Mali Ilse Paquin, collaboration spéciale LA PRESSE

Son ami John Purdon n'y est pas allé de main morte pour décrire la «boylemanie» à La Presse cette semaine. «Ce qu'elle a accompli est incroyable, c'est plus gros que les Beatles! Personne n'avait encore fait ça.»

 

Rien ne prédestinait la cadette d'une famille de neuf enfants à cette célébrité. Ayant manqué d'oxygène à la naissance, Susan Boyle a souffert de difficultés d'apprentissage à l'école, ce qui lui a attiré des quolibets toute sa vie.

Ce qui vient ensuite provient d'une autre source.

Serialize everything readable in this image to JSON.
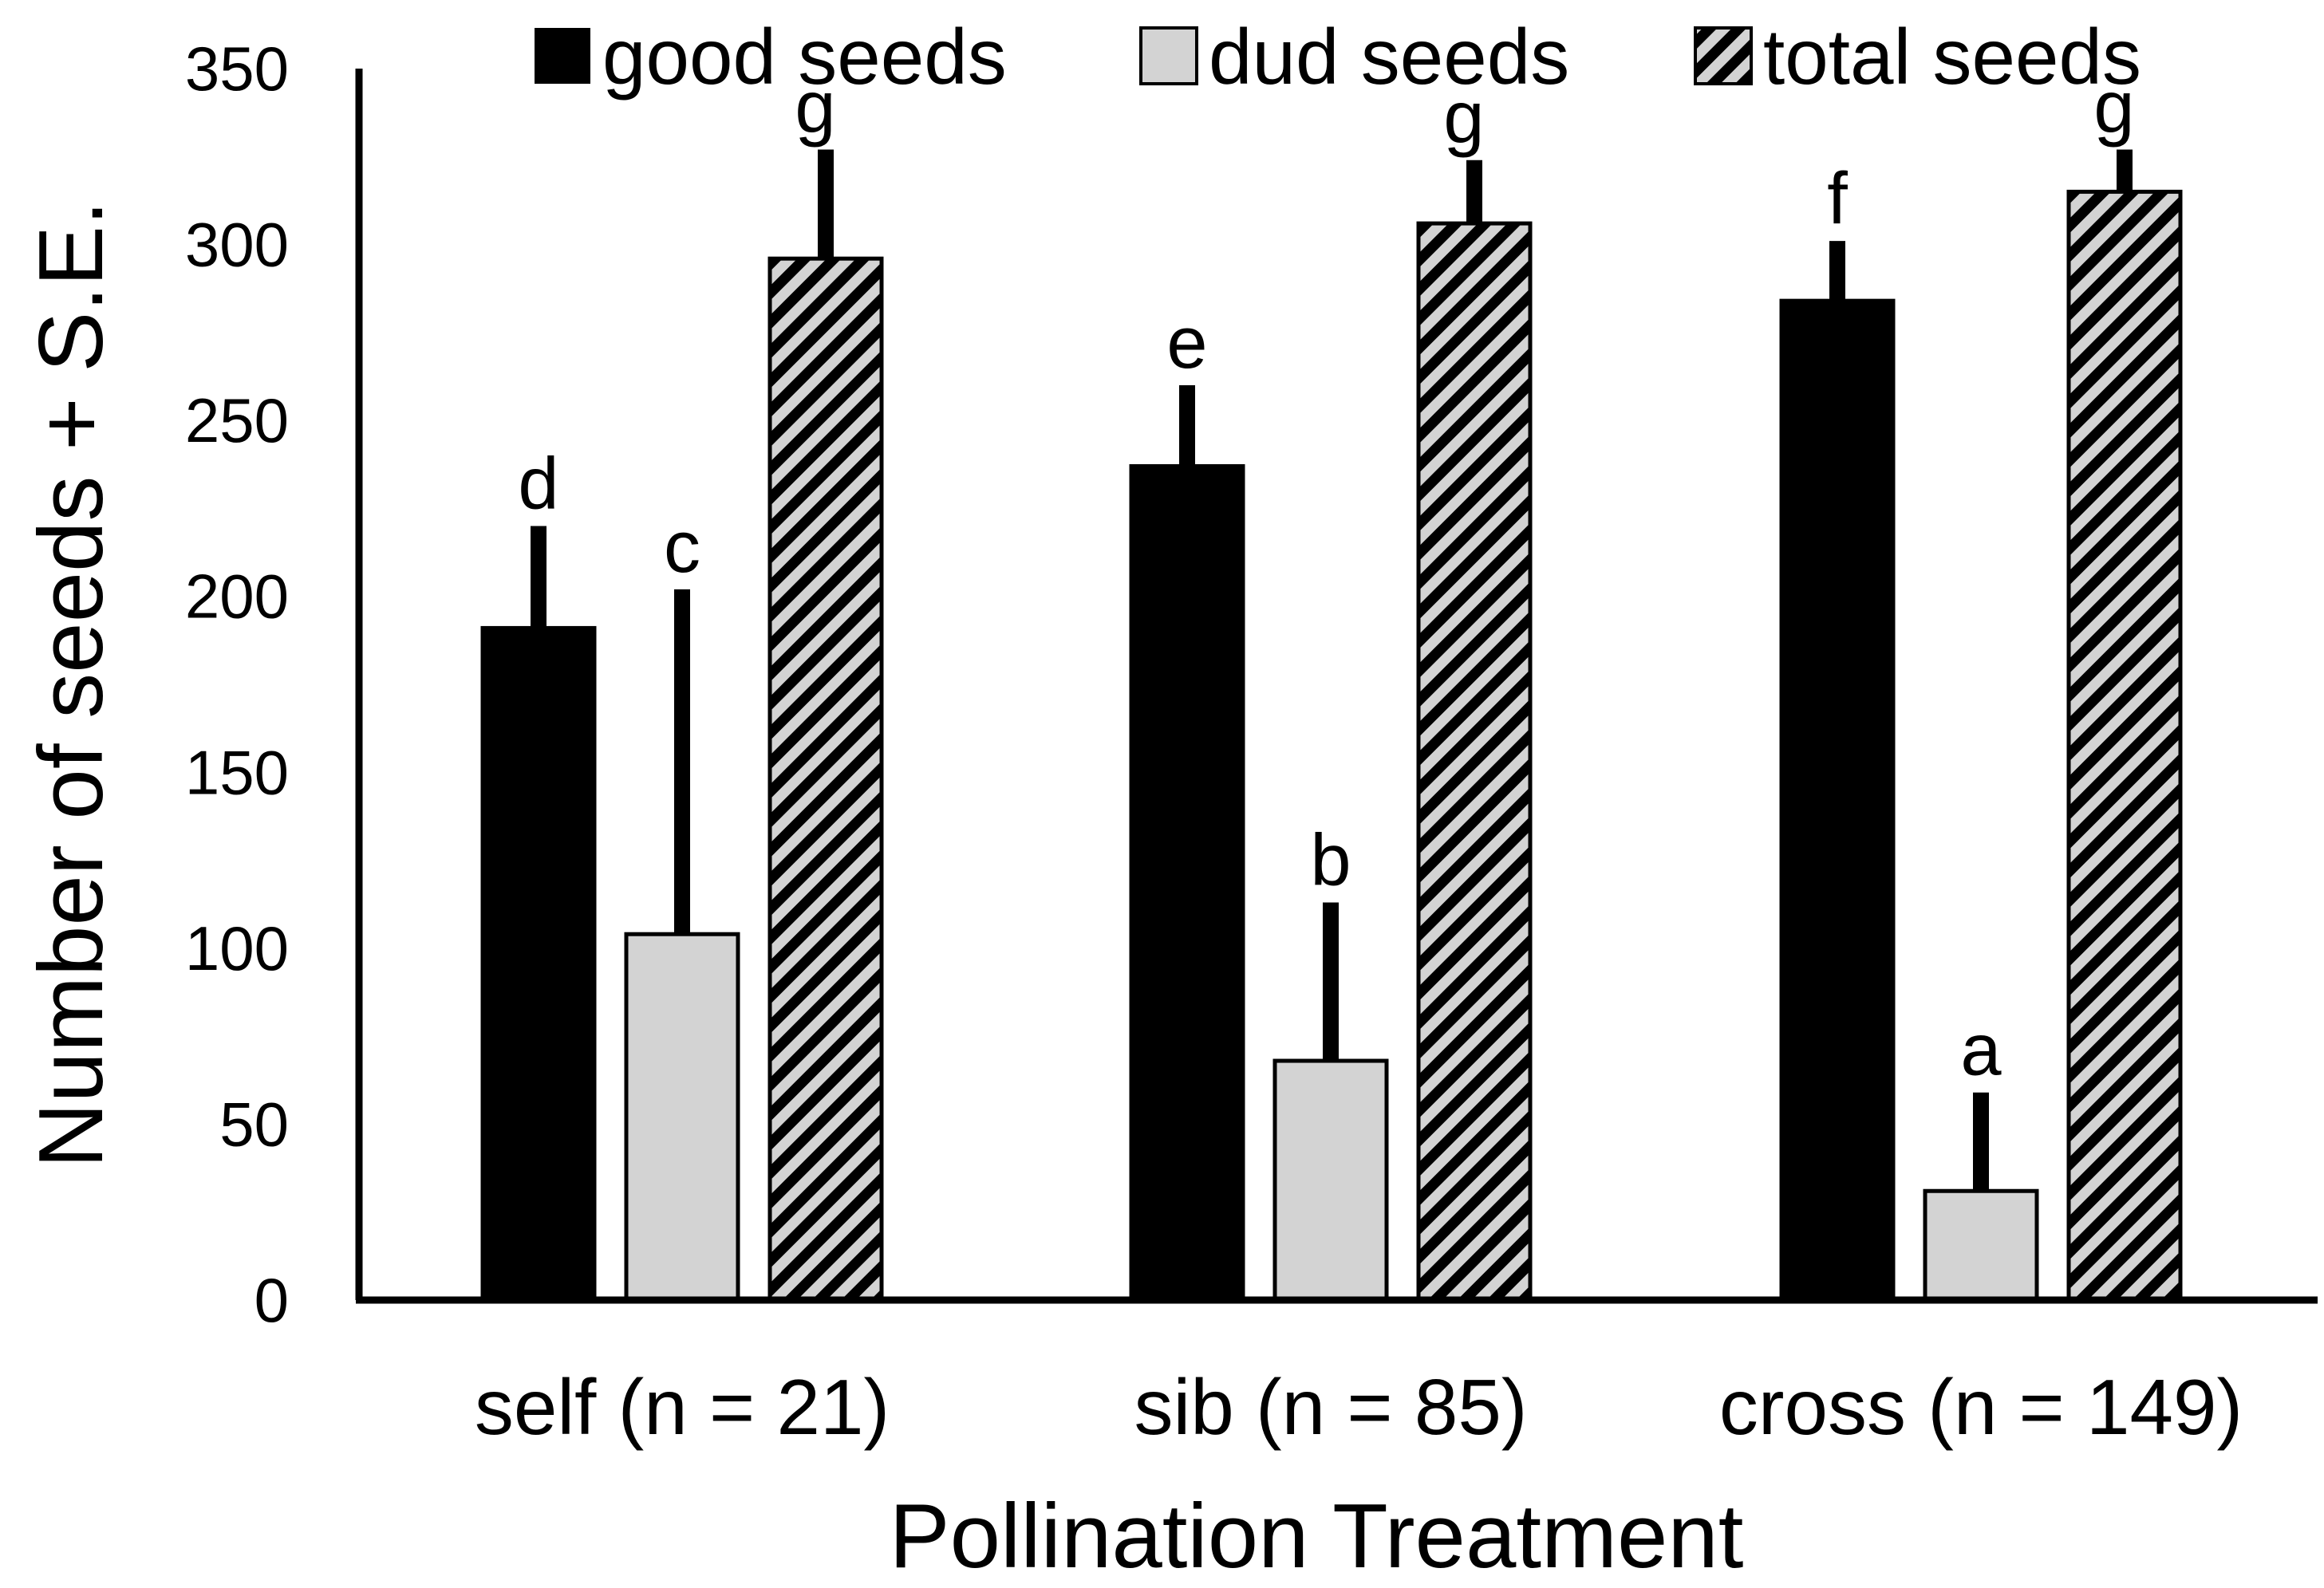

Toutefois, son talent pour le chant était reconnu à Blackburn, son village natal. «La première fois que je l'ai entendue chanter, je me suis dit, ça, c'est une voix professionnelle», explique le prêtre du village, Ryszard Holuka.

Susan Boyle a bien eu des leçons de chant et d'art dramatique. Toutefois, son seul titre de gloire avant son passage à Britain's Got Talent était un album démo reproduit à 1000 exemplaires pour une oeuvre de charité en 1999.

Son succès phénoménal sur YouTube et ses apparitions à Larry King Live et à Oprah lui ont-ils monté à la tête?

À cette question, ses amis répondent: «Elle est juste Susan.» «À notre église, elle s'assoit toujours complètement en arrière», dit le père Holuka.

Selon Jackie Russell, la gérante du pub de Blackburn, Susan Boyle s'est lancée dans cette aventure pour sa mère, à qui elle était dévouée. La mort de la dame de 91 ans, en 2007, l'avait rendue plus recluse pendant un certain temps.

«Sa mère lui disait toujours: «Prouve au monde entier que tu peux chanter.» C'est exactement ce qu'elle fait», affirme son amie Jackie Russell.